I can't say I've always been a big fan of King's. His myriad horror novels were all the rage when I was in junior high/high school, and there were and are plenty of otherwise really smart people who just go gaga over King's particular brand of horror. And, you know, more power to them -- far be it from me to dictate what other people should enjoy.
But I never really got off on it. And during his heyday, it was nearly impossible to not read Stephen King somewhere or other. So I never really respected his talent as much as maybe I should have -- the earthiness and popular nature of his prose and his stories just never worked for me.
But a funny thing happened as the years passed. Once the millions of books were already sold, and once King's horror fans got a little older or a little wiser, it turned out that King had plenty of other stuff to offer, and he started to garner some of the critical respect that maybe he always should have had.
Everyone probably already knows this by now, but there's a lot more going on in that old noggin of King's than just monsters and goblins. Case in point: The Colorado Kid.
Looking at the cover, this looks like a standard noirish mystery (like all the other books in the Hard Case Crime series) -- from the title, it seems more like a Western (I've got to say that the vague soundalike to the Kieselguhr Kid from Against the Day made this one pop in my mind towards the top of my to-read list), but it's really anything but. It's a tale told by two very old newpapermen to their young but whippersmart colleague about an unsolved mystery that they were involved with twenty-five years before. And, bear no mind, the case remains unsolved; at the end of the book we are no closer to a solution to the puzzle in the story than we were at the beginning.
So what the hell is King up to here? I think he's really telling us a story about stories; the theme of a "through line" in newspaper stories comes up several times, i.e. the "hook" needed to keep a reader interested.

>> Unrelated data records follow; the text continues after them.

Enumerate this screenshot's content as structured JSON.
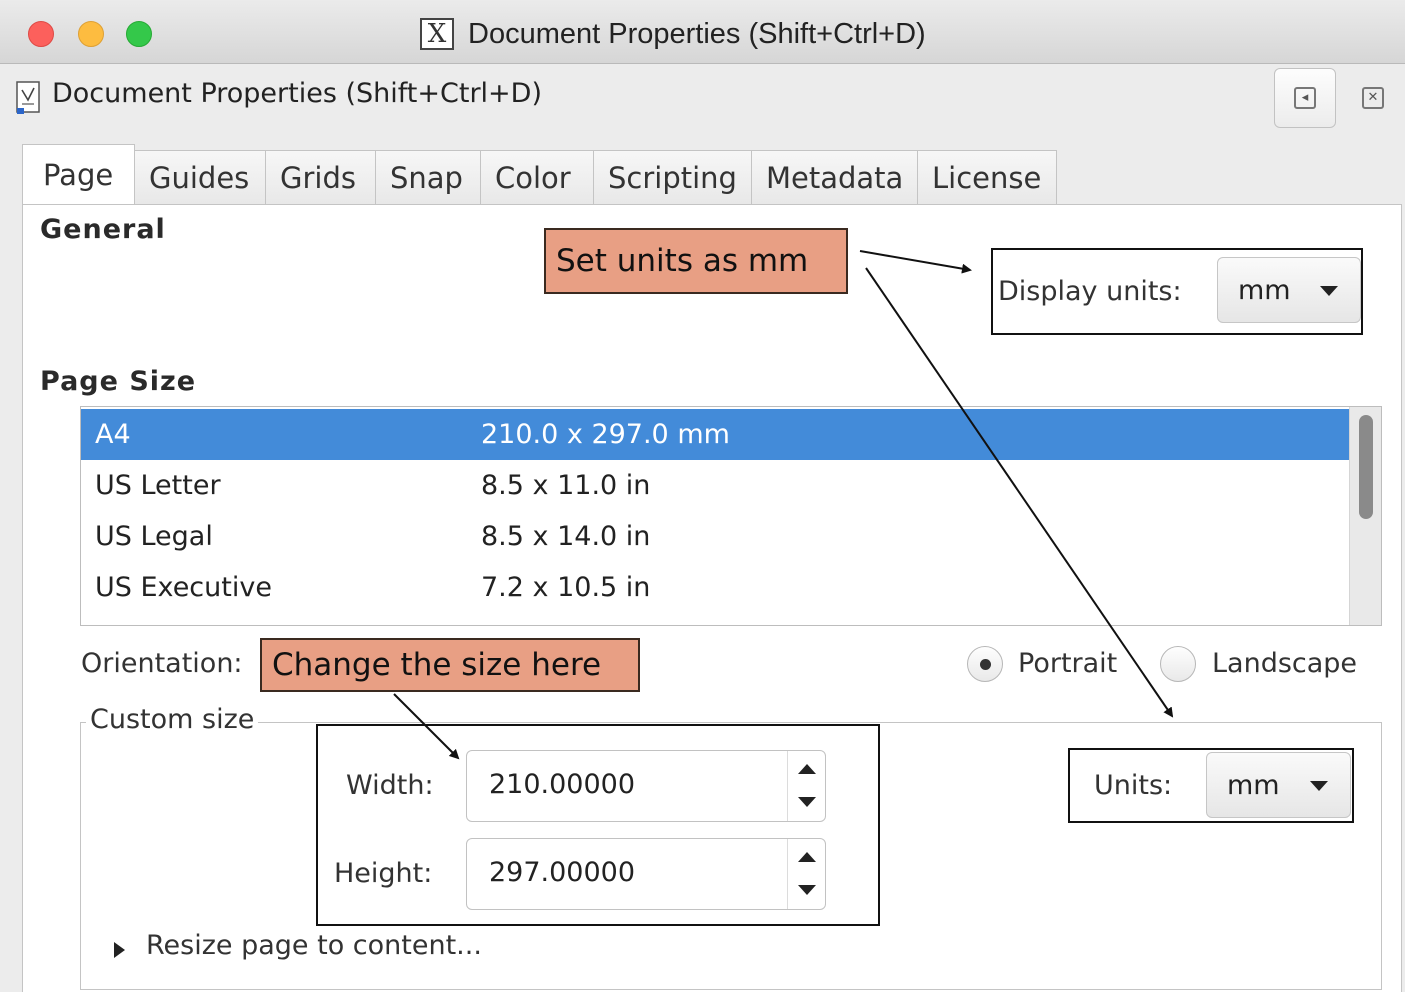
{
  "window": {
    "title": "Document Properties (Shift+Ctrl+D)",
    "app_icon": "x11-icon"
  },
  "dialog": {
    "title": "Document Properties (Shift+Ctrl+D)",
    "icon": "document-properties-icon"
  },
  "tabs": [
    {
      "label": "Page",
      "active": true
    },
    {
      "label": "Guides"
    },
    {
      "label": "Grids"
    },
    {
      "label": "Snap"
    },
    {
      "label": "Color"
    },
    {
      "label": "Scripting"
    },
    {
      "label": "Metadata"
    },
    {
      "label": "License"
    }
  ],
  "general": {
    "heading": "General",
    "display_units_label": "Display units:",
    "display_units_value": "mm"
  },
  "page_size": {
    "heading": "Page Size",
    "rows": [
      {
        "name": "A4",
        "size": "210.0 x 297.0 mm",
        "selected": true
      },
      {
        "name": "US Letter",
        "size": "8.5 x 11.0 in"
      },
      {
        "name": "US Legal",
        "size": "8.5 x 14.0 in"
      },
      {
        "name": "US Executive",
        "size": "7.2 x 10.5 in"
      }
    ]
  },
  "orientation": {
    "label": "Orientation:",
    "portrait": "Portrait",
    "landscape": "Landscape",
    "selected": "Portrait"
  },
  "custom_size": {
    "legend": "Custom size",
    "width_label": "Width:",
    "width_value": "210.00000",
    "height_label": "Height:",
    "height_value": "297.00000",
    "units_label": "Units:",
    "units_value": "mm",
    "resize_label": "Resize page to content..."
  },
  "annotations": {
    "units_callout": "Set units as mm",
    "size_callout": "Change the size here",
    "callout_color": "#e89f84"
  },
  "colors": {
    "selection": "#438bd9"
  }
}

He's showing how incredibly unrealistic most "murder mysteries" really are, in that searching for the kinds of minute evidence that a show like CSI (name-checked in The Colorado Kid) makes its trade is often impractical, impossible, or unneeded for political reasons.
The mystery is this: some guy in his late thirties or early forties is found dead propped against a wastebasket in a small Maine town on April 24, 1980. With a small piece of partially chewed meat in his throat, apparently the cause of death. It takes nearly a year to even get an ID on the guy -- he was an artist from Colorado, hence the title. Was he alone when he diead? Was it murder or accident? How did he get from Colorado to Maine? All mysteries, none of them ever really solved.
And yet, this doesn't really feel like a cheat, for King gets the whole thing done with quickly (this won't even be an afternoon read for most people -- it's more of a novella than a novel) and has obviously researched a lot of details that feed into his fiction in a way that make the reader feel like there is a solution buried in there, but time has worn away so many facts that it's going to be impossible to suss out.
Overall an interesting book, one that I'm glad I read, and it's a mark of King's storytelling prowess that an essentially pointless story is so compelling. Mystery readers are apt to be a bit put off by this title, but if you're looking for an elegant piece of storytelling to while away most of an afternoon, look no further.